Outils numériques et innovations accessibles pour la prévention à domicile

L’évolution technologique récente met à disposition des familles et professionnels des outils numériques gratuits ou peu coûteux, certains étant recommandés par les réseaux de santé ou les mutuelles :

  • Applications mobiles de repérage : par exemple "Preventchute" (développée par APHP Paris), qui guide étape par étape l’évaluation du domicile à partir du smartphone, avec génération d’un rapport PDF à partager avec l’équipe ou la famille.
  • Détecteurs et capteurs connectés : détecteurs de chutes, capteurs de fumée ou de monoxyde de carbone avec alertes directes sur le téléphone d’un proche ou d’un professionnel référent.
  • Outils de géolocalisation : bracelets ou balises GPS dédiés aux personnes présentant un risque de fugue, approuvés par la HAS en tant que dispositif complémentaire pour le maintien à domicile.

La technologie, bien utilisée, sert de relais sans jamais se substituer à l’attention humaine et à la relation de confiance. Le choix de l’outil doit rester concerté avec la personne et ses proches, pour éviter tout sentiment d’intrusion.

L’humain au cœur du repérage et de la prévention

Un repérage réussi ne se limite jamais à une checklist : il repose sur l’écoute, la discussion, la confiance. Plusieurs retours d’expérience montrent que, si certains dangers semblent faciles à corriger pour un tiers, ils traduisent parfois un attachement intime à des habitudes, des objets, des souvenirs.

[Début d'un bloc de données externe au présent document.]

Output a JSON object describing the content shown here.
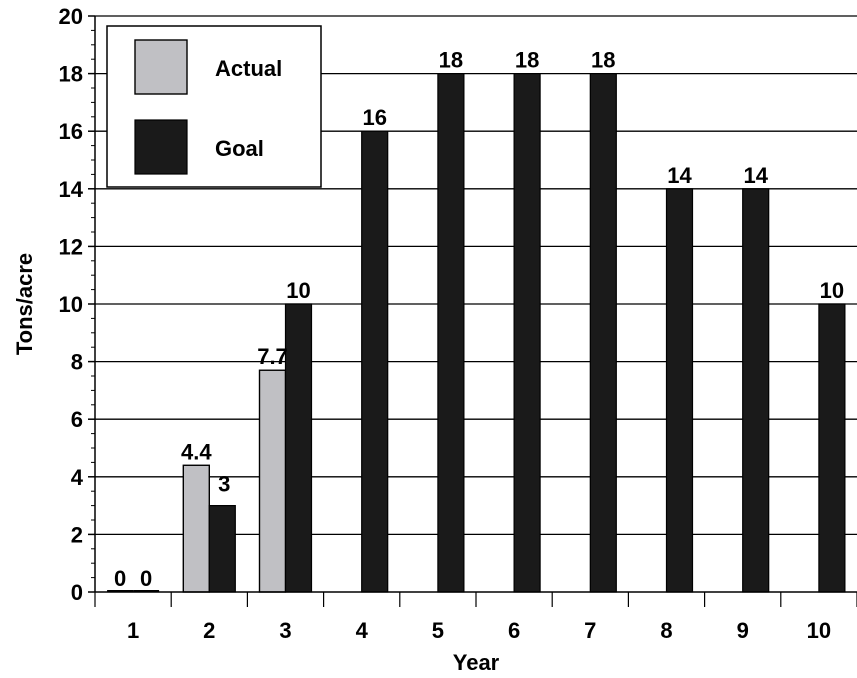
{
  "chart_data": {
    "type": "bar",
    "xlabel": "Year",
    "ylabel": "Tons/acre",
    "categories": [
      "1",
      "2",
      "3",
      "4",
      "5",
      "6",
      "7",
      "8",
      "9",
      "10"
    ],
    "yticks": [
      "0",
      "2",
      "4",
      "6",
      "8",
      "10",
      "12",
      "14",
      "16",
      "18",
      "20"
    ],
    "ylim": [
      0,
      20
    ],
    "grid": "horizontal",
    "legend": "top-left",
    "series": [
      {
        "name": "Actual",
        "color": "#c0c0c4",
        "values": [
          0,
          4.4,
          7.7,
          null,
          null,
          null,
          null,
          null,
          null,
          null
        ],
        "labels": [
          "0",
          "4.4",
          "7.7",
          "",
          "",
          "",
          "",
          "",
          "",
          ""
        ]
      },
      {
        "name": "Goal",
        "color": "#1a1a1a",
        "values": [
          0,
          3,
          10,
          16,
          18,
          18,
          18,
          14,
          14,
          10
        ],
        "labels": [
          "0",
          "3",
          "10",
          "16",
          "18",
          "18",
          "18",
          "14",
          "14",
          "10"
        ]
      }
    ]
  }
}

Le professionnel ne doit ni imposer, ni prescrire sans sens : il accompagne, explique et propose d’ajuster petit à petit.

Impliquer la personne aidée dans les décisions d’aménagement permet souvent de lever certaines résistances. Par exemple, placer une barre d’appui colorée peut être motivé non par la peur de la chute, mais par la volonté de rester indépendant pour la toilette. Ce sont parfois les petits arrangements acceptés d'un commun accord qui ont le plus d’impact

Pour aller plus loin, il existe des formations ouvertes aux proches aidants ou aux bénévoles, proposées par France Alzheimer, la Croix-Rouge française ou des réseaux locaux : elles permettent de partager les bonnes pratiques de repérage, d’aménagement du logement, et de diagnostic des signaux d’alerte.

Vers une prévention à domicile toujours plus personnalisée

Les outils de repérage des dangers à domicile sont désormais validés et accessibles, y compris aux familles. Leur utilisation régulière sert de base à une prévention concrète, adaptée à chaque personnalité et chaque parcours de vie. Continuer d’actualiser son regard, au fil des évolutions de la santé ou des habitudes du quotidien, reste la clé pour prévenir l’accident évitable.

La visite à domicile, quand elle s’accompagne d’écoute et d’outils structurants, devient une véritable chance : celle de renforcer la sécurité, sans jamais sacrifier le sentiment d’être "chez soi", dans la dignité et le respect de chacun.